Nach der derzeit laufenden Weltmeisterschaft in Polen und Schweden wolle Bundestrainer Alfred Gislason ihn kontaktieren, führte Pekeler aus: "Wenn ich merke, ich habe ein gutes Gefühl und keine Probleme, dann werden wir uns zusammensetzen und eine Lösung finden."

Handball-WM: Pekeler sagte wegen körperlichen Problemen ab

Pekeler hatte im Anschluss an die Olympischen Spiele 2021 erklärt, mindestens eine "längere Pause" in der Auswahl des Deutschen Handballbundes (DHB) einzulegen.

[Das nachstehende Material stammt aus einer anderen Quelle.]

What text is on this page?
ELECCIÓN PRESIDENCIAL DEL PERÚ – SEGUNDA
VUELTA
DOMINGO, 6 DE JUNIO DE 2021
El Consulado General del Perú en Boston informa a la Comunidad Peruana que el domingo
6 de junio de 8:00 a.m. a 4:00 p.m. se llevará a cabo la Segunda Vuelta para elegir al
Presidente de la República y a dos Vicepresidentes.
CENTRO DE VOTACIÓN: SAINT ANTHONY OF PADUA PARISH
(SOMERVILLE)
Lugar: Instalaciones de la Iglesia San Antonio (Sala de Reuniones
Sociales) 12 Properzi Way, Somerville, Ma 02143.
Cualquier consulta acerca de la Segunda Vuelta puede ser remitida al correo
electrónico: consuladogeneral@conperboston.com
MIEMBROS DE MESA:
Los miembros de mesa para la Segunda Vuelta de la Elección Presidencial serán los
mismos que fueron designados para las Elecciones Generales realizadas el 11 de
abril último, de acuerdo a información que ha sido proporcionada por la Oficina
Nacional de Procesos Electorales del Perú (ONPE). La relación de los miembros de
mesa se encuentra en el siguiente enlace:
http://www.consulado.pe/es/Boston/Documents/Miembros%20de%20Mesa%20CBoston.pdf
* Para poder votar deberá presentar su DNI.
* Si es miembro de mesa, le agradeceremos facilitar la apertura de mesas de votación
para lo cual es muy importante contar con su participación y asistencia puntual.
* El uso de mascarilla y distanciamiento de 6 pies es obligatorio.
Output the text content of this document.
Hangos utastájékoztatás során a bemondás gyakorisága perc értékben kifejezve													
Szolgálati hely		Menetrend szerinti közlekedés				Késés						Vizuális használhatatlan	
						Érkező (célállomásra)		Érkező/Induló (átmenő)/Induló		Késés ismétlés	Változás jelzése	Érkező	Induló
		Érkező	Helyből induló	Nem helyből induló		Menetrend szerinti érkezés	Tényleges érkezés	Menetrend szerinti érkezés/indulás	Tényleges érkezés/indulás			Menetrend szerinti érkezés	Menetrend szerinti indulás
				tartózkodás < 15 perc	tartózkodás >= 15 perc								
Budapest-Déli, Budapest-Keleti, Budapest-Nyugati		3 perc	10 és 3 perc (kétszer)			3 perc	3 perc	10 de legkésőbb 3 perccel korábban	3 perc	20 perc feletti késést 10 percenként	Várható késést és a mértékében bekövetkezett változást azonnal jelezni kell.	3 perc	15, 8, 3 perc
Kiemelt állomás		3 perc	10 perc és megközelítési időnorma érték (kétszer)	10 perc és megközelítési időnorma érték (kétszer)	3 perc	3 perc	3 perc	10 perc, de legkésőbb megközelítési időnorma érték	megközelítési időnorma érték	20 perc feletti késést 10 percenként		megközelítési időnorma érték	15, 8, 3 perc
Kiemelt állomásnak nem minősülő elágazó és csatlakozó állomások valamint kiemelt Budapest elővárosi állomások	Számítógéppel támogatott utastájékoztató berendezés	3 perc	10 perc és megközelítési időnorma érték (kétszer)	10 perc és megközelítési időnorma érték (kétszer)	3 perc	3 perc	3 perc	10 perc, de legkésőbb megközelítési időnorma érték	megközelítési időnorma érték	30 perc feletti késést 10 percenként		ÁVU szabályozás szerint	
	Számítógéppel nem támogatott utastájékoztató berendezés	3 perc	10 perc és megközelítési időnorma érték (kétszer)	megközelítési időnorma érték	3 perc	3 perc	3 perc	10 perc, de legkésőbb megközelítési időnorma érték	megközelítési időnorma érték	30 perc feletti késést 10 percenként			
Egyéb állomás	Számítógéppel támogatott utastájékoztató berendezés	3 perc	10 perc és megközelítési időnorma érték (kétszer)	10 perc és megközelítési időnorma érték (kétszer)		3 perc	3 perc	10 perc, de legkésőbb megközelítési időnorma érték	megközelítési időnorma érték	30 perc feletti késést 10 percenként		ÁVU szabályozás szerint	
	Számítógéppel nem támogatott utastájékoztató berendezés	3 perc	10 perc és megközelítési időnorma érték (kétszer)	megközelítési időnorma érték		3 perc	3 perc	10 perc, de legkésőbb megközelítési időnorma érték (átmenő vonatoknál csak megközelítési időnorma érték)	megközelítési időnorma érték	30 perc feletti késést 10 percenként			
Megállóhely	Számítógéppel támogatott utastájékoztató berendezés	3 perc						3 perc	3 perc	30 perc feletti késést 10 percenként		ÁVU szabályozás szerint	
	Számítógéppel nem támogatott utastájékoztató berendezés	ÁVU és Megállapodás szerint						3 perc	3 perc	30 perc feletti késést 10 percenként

Seitdem kam der 31-Jährige nicht mehr zum Einsatz. Im kommenden Jahr findet in Deutschland die Europameisterschaft (10. bis 28. Januar 2024) statt.

Ausschlaggebend für eine Entscheidung für oder gegen eine mögliche Rückkehr seien seine körperlichen Probleme, sagte Pekeler. Der frühere Löwen-Profi hatte im November nach monatelanger Verletzungspause wegen eines Achillessehnenrisses im linken Fuß sein Comeback für die Kieler gegeben.

Er wolle nach der Weltmeisterschaft schauen, "wie der Stand der Dinge mit meinen Achillessehnen ist, also wie verkrafte ich den Ligaalltag und die Champions-League-Belastung", sagte Pekeler und ergänzte: "Wenn ich weiterhin Probleme habe, macht es keinen Sinn, diese Turniere zu spielen."

Gislason hatte im Vorfeld der WM wegen mehrerer Absagen ein vermeintliches Einstellungsproblem im deutschen Handball ausgemacht. Bei seiner Kritik hatte der Isländer Pekeler aber stets ausgenommen. "Andere Spieler haben wiederum abgesagt, weil sie angeschlagen waren oder chronische Probleme haben wie beispielsweise Hendrik Pekeler. Das muss man verstehen", hatte Gislason im SID-Interview gesagt.